Am nächsten Morgen fahren wir zuerst zum Horseschuh. Da wir uns verfahren, werden aus den 10 leider 30 Meilen. Dann allerdings, nach einem Marsch durch heißen Sand zusammen mit vielen Touristen, erreichen wir die Schleife des an dieser Stelle grasgrünen hufeisenförmigen Colorado um den Felsenhuf. Dort unten wär ich jetzt gern, im Wasser. Es ist brütend heiß und wir müssen die halbe Stunde bergauf durch den Sand zum Parkplatz zurück. (Da haben wir den netten, alleinreisenden Herrn aus der Schweiz zum 1.Mal getroffen.) Gottseidank haben wir uns mit Sonnenschutz eingecremt.

Danach heißt es, Zähne zusammenbeißen, rein in die schützende, aber heiße Jacke, Helm auf, und weiter gehts über den Staudamm und auf frisch geteerter Straße durch unwirtliches, aber beeindruckendes Land, die aufragenden Felsformationen in ihrer Masse bis zum Horizont – unbeschreiblich. Ein Highlight jagt das andere. Wir passieren die Grenze nach Utah und fahren viele Meilen wieder mal durch ein weites Tal, rechterhand rote Tafelberge. Hungrig erreichen wir Kanab; gleich am Ortsanfang die rettende Tankstelle. Da kommen zwei Harleys, eine schwarze, eine weiße, angefahren und parken neben uns: Mike und Kevin aus Texas, die an diesem Wochenende vor dem Hurrikan fliehen, der, von Mexiko kommend, ihr Land in Wasser tauchen wird. Mike, nochmals herzlichen Dank. Du hast  uns Cola und mir den besten Chickenburger spendiert, den ich je gegessen habe – bei Wendys.

Kurz nach Kanab enden vorerst Wüste und Steppe, und die Fahrt führt uns durch das kleine (!) grüne Tal des Mystic River mit Kühen und Pferden und grünen Wiesen und kleinen Tannenwäldchen und dem sich schlängelnden Flüsschen. Fast wie daheim. Ein anderer Fluss löst ihn ab, die Landschaft bleibt ähnlich. Und bevor wir den Campingplatz 6 Meilen außerhalb des Bryce Canon erreichen, wo uns die Betreiber Helen und Jerry (!!!) herzlich empfangen, schenkt uns die Natur noch die feuerroten Felsen des Red Canyon.

Am nächsten Morgen – es hat wieder über 30 Grad – Bryce Canyon….unbeschreiblich. Die Bilder müssen selbst erzählen.

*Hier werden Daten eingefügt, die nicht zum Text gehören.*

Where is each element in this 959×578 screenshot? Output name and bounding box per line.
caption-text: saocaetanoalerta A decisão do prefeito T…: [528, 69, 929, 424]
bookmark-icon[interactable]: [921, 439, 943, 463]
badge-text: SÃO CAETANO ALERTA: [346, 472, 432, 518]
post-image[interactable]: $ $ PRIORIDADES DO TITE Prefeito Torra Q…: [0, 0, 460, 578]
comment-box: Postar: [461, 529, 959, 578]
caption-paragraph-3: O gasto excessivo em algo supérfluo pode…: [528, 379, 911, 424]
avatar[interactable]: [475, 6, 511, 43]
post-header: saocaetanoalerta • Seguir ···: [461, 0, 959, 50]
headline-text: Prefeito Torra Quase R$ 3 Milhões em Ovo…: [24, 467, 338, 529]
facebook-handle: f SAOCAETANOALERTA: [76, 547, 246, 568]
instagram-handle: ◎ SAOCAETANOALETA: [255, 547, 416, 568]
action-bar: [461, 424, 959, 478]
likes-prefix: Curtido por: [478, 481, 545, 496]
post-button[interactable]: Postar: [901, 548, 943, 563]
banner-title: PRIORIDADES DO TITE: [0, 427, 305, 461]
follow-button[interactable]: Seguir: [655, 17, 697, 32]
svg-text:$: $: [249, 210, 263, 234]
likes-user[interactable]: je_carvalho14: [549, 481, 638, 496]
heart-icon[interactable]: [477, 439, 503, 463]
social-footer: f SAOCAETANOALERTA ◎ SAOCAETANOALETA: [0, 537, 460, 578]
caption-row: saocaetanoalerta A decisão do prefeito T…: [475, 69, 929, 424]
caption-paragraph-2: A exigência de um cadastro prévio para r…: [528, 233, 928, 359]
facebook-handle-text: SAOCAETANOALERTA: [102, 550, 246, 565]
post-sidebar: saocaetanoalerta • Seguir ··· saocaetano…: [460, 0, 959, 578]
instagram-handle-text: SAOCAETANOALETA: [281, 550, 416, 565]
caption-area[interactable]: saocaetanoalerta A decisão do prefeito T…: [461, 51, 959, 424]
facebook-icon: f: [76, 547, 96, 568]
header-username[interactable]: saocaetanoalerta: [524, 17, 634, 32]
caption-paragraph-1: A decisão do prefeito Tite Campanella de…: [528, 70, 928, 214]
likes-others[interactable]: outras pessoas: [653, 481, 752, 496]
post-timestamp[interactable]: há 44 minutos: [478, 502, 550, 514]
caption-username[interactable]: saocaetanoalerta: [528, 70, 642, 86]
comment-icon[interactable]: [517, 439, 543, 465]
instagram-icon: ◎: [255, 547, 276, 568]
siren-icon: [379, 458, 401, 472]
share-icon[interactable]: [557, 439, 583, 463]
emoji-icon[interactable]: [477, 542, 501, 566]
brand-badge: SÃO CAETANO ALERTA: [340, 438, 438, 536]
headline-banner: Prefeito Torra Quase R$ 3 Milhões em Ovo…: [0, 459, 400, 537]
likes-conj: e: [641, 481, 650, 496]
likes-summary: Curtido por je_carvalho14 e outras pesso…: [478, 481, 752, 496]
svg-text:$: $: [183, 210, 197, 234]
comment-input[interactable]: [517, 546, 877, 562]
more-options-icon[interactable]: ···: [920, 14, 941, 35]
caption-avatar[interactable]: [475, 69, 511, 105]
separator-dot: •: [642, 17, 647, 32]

Dem Berglöwen wollten wir nicht unbedingt begegnen, daher haben wir ihn im Museum des Visitorcenters fotografiert, zusammen mit dem Adler, der – verdammt nochmal – nie stillhält, wenn man ihn knipsen will, und immer aus dem Bild rausfliegt. Gefühlte 100 x hab ich es probiert….

Es ist schwer, aus der Vielzahl unserer Fotos eine kleine Auswahl zu treffen und ich hoffe, Euch, Ihr lieben, treuen, geduldigen Leser und Betrachter, auch mit dem Text nicht zu überfordern. Die Landschaften übertreffen sich an Schönheit, und wir sind einfach so begeistert. Alle paar Meter kommt ein neues “Ah” und “Oh”. Es ist einfach unbeschreiblich, diese Fülle an Schönheit. Ich fotografiere oft während der Fahrt. Viele Fotos werden ausgemistet, noch mehr gespeichert. Aber ich versuche, künftig die Auswahl etwas geringer zu halten. Ansonsten, Ihr Lieben, klinkt Euch einfach früher aus oder überfliegt, was Euch zuviel ist!